The conversion of a nine-unit apartment building on Spencer Street East will not reduce the amount of affordable housing in Cobourg, the town planner said Thursday.
An application from Rodger Cooper to convert the existing rental apartment at 45 Spencer Street East, on the southeast corner of John and Spencer streets, came before the planning advisory committee Wednesday. It recommends council should approve the conversion.
The units will sell for approximately $115,000 to $127,000. Current tenants will not be affected by the conversion. Under the provincial legislation, current tenants can continue to live in the apartments. They cannot be evicted based solely on the conversion. And, they can continue to live and pay rent.
“We do look at the issue of affordability in order to make sure it is the right thing to do,” Town Planner Glenn McGlashon said.

The town meets the Canadian Mortgage and Housing Corporation vacancy rate, which would indicate if there was a shortage of affordable housing, he said.

In 10 years, two other apartments have made similar application and both were approved, he added.
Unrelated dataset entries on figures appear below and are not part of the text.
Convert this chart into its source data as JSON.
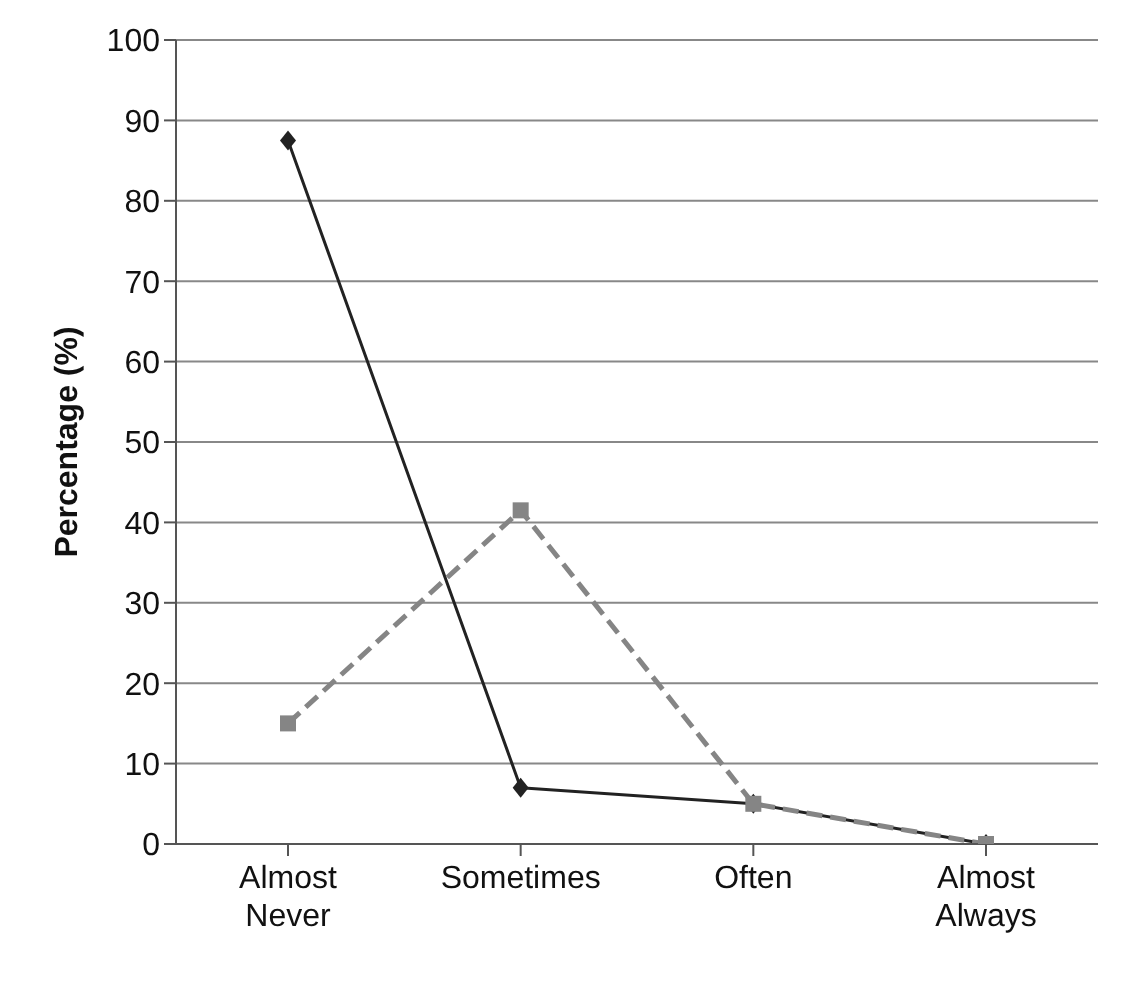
{
  "chart_data": {
    "type": "line",
    "ylabel": "Percentage (%)",
    "categories": [
      "Almost Never",
      "Sometimes",
      "Often",
      "Almost Always"
    ],
    "series": [
      {
        "color": "#222222",
        "values": [
          87.5,
          7,
          5,
          0
        ],
        "marker": "diamond",
        "line_style": "solid"
      },
      {
        "color": "#858585",
        "values": [
          15,
          41.5,
          5,
          0
        ],
        "marker": "square",
        "line_style": "dashed"
      }
    ],
    "ylim": [
      0,
      100
    ],
    "yticks": [
      0,
      10,
      20,
      30,
      40,
      50,
      60,
      70,
      80,
      90,
      100
    ],
    "grid": "y",
    "legend": false
  }
}
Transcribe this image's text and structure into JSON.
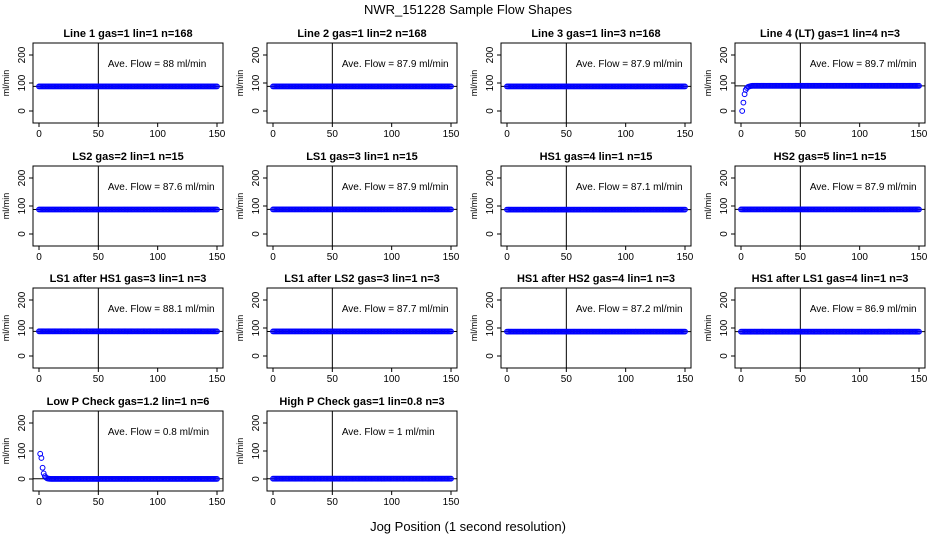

The corporation and the Ministry of Municipal Affairs and Housing state that a vacancy rate of 3 per cent is acceptable. Any lower and it means there are not enough affordable places to live. Higher means there are too many.

Cobourg has an overall score of 3.1 per cent. Recent statistics from the housing corporation show the number of one-bedroom apartments is slightly tight at 2.2 per cent.

The town included an affordable housing policy in its new official plan, currently before the ministry awaiting final approval. In the new policy the town is studying a number of options to encourage affordable housing.

One option is to reduce development charges, McGlashon said. These are fees paid by developers to defray costs of bringing services to a site and prevent local taxpayers from bearing the financial burden of development.

Another option is demanding a percentage of units in a development must be affordable. If not, the developer would pay into a housing reserve fund to be used to fund affordable units.

Still another option is allow people to create apartments in existing homes. By allowing someone to create a basement apartment, for example, increases the number of affordable units with little impact, McGlashon added.

The town can also work more closely with the Northumberland County Housing Authority, which is responsible for finding housing for people in need.

“Everyone has the right in our society to have access to good affordable housing,” he said.

Once approved, affordable housing may not be at the top of the list of planning priorities. With a good vacancy rate, there may be other items that will get dealt with more quickly, McGlashon said. If the vacancy rate was lower, obviously it would become more urgent, he added.

The recommendation from the committee will go before council Monday night.